For X = 140: $$ Z_1 = \frac{140 - 150}{12} = \frac{-10}{12} \approx -0.83 $$
For X = 165: $$ Z_2 = \frac{165 - 150}{12} = \frac{15}{12} = 1.25 $$
Step 3: Rewrite the problem in terms of Z.
$$ P(140 < X < 165) $$ is the same as $$ \bf{P(-0.83 < Z < 1.25)} $$
Step 4: Use the "Big Area - Small Area" rule and the table.
$$ P(-0.83 < Z < 1.25) = P(Z < 1.25) - P(Z < -0.83) $$
Let's find the pieces:
From the table, $$ P(Z < 1.25) = \bf{0.8944} $$
For the negative Z-score, we use symmetry:
$$ P(Z < -0.83) = P(Z > 0.83) = 1 - P(Z < 0.83) = 1 - 0.7967 = \bf{0.2033} $$
Step 5: Calculate the final answer.
$$ 0.8944 - 0.2033 = \bf{0.6911} $$
Conclusion: The probability that a randomly chosen apple weighs between 140g and 165g is approximately 0.6911 (or 69.11%).
Summary and Key Takeaways
You've made it! Let's quickly review the main ideas.

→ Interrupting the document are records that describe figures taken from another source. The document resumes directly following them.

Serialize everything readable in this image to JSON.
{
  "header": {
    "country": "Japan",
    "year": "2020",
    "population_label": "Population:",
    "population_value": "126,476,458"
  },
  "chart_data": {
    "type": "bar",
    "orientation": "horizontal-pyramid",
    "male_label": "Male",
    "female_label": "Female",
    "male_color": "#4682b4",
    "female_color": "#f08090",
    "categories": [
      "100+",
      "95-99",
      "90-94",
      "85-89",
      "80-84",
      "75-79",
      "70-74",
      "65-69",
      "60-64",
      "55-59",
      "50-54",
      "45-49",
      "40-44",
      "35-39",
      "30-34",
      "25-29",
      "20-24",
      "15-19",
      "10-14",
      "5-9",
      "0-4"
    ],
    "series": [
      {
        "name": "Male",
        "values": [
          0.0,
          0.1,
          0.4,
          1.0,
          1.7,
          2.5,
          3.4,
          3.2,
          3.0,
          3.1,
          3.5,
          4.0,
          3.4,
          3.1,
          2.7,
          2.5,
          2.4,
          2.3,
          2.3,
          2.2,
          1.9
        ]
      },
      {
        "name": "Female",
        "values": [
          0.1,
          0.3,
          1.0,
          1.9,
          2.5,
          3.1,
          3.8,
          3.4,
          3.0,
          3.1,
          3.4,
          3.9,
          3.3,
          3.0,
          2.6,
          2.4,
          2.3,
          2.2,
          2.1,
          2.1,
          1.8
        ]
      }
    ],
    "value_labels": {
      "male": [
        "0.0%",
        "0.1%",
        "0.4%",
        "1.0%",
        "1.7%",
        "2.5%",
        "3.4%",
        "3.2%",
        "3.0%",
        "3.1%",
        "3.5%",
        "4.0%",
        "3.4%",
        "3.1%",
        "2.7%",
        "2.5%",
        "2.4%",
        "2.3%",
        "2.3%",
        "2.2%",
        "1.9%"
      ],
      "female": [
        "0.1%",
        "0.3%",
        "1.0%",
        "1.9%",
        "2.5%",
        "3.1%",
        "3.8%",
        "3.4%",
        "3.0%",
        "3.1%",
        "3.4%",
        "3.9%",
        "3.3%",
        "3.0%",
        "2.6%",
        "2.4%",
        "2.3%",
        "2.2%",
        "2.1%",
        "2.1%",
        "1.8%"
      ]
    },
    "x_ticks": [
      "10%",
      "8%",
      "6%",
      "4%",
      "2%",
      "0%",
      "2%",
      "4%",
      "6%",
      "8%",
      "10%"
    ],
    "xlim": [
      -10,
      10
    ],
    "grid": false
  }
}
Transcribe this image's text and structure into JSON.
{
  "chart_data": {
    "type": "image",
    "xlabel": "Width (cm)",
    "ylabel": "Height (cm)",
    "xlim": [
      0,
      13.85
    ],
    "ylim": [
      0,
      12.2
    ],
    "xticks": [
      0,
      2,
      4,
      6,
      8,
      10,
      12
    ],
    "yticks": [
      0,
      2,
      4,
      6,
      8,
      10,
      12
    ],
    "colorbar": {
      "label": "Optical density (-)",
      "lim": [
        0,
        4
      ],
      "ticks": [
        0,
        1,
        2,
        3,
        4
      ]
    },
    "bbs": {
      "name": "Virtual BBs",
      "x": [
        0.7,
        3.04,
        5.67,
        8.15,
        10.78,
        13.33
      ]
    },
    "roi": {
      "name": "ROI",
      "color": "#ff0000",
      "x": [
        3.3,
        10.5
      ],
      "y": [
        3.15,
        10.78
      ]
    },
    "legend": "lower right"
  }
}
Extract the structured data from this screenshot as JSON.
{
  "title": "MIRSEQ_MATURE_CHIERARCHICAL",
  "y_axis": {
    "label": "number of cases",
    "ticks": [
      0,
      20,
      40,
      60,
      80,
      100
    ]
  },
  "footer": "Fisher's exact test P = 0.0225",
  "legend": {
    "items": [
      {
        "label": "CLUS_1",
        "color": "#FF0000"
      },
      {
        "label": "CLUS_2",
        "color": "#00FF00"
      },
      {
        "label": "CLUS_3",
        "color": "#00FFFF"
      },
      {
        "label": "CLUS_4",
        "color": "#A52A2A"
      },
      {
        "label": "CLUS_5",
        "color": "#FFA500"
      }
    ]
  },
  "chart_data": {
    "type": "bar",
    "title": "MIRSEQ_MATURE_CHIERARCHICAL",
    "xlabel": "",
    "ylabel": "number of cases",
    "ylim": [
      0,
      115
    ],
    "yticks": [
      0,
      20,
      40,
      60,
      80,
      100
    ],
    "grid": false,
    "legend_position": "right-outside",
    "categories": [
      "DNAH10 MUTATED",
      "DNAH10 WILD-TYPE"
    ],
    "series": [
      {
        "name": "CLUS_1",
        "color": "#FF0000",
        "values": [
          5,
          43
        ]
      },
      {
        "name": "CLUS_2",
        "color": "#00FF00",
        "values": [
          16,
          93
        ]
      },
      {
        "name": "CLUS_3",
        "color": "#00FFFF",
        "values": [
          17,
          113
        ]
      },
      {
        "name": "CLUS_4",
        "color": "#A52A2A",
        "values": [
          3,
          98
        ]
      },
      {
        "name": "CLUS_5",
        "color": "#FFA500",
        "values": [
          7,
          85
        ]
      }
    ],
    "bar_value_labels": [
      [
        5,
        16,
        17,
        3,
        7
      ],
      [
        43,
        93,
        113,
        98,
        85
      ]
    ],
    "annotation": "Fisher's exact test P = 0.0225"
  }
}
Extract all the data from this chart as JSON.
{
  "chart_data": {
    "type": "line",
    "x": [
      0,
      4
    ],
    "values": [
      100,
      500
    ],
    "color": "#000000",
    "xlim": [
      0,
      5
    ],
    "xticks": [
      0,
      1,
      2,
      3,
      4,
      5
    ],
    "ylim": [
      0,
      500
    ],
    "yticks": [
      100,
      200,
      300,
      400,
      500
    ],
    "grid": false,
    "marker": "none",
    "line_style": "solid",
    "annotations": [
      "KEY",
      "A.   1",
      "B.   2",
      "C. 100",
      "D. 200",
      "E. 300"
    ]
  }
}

- The Why: We standardise to turn any normal distribution $$N(\mu, \sigma^2)$$ into the one Standard Normal Distribution $$N(0, 1)$$, so we can use a single table to find probabilities.
- The How (The Z-score Formula): $$ \bf{Z = \frac{X - \mu}{\sigma}} $$ This formula is your key to everything. It converts your data point into a standard score.
- The Tool (The Standard Normal Table): This table gives you $$P(Z < z)$$. Remember the rules for finding other areas:
- $$ \bf{P(Z > z) = 1 - P(Z < z)} $$
- $$ \bf{P(Z < -z) = 1 - P(Z < z)} $$ (using symmetry)
- $$ \bf{P(a < Z < b) = P(Z < b) - P(Z < a)} $$
This process might seem long at first, but with practice, it becomes second nature. Always show your steps clearly: write the formula, substitute the values, find the Z-score, and then find the probability. You can do it!